Führende deutsche Forschungsinstitute sind sich einig: Die lockere Geldpolitik der EZB führt ins Verderben. Die Preisstabilität könne auf Dauer nicht gewährleistet werden.

Mit dem Öffnen der Geldschleusen gerät die EZB nach Ansicht führender deutscher Forschungsinstitute bei der Inflationsbekämpfung in die Bredouille. Ohne geeignete Mechanismen zur Lösung der Schuldenkrise sei zu befürchten, dass die EZB eine Normalisierung ihrer Geldpolitik zu lange hinausschiebe, warnten sie in ihrem am Donnerstag vorgelegten Frühjahrsgutachten.
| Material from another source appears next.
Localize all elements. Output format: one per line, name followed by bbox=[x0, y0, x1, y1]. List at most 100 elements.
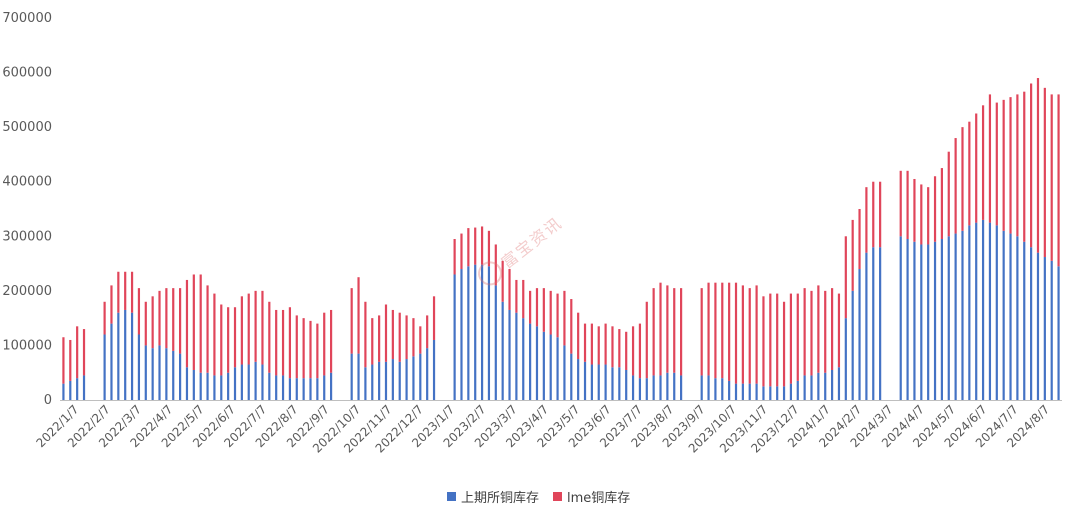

Die lockere Geldpolitik werde dann solange fortgesetzt, bis „auch vom letzten nationalen Bankensystem im Euroraum“ keine Gefahr mehr ausgehe.

„Dies liefe aber darauf hinaus, die Geldpolitik am schwächsten Mitgliedsland auszurichten statt am Euroraum insgesamt“, erklärten die Forscher. Die EZB könne dann bei der Inflationsbekämpfung nicht mehr angemessen reagieren, mit negativen Folgen für die Preisstabilität.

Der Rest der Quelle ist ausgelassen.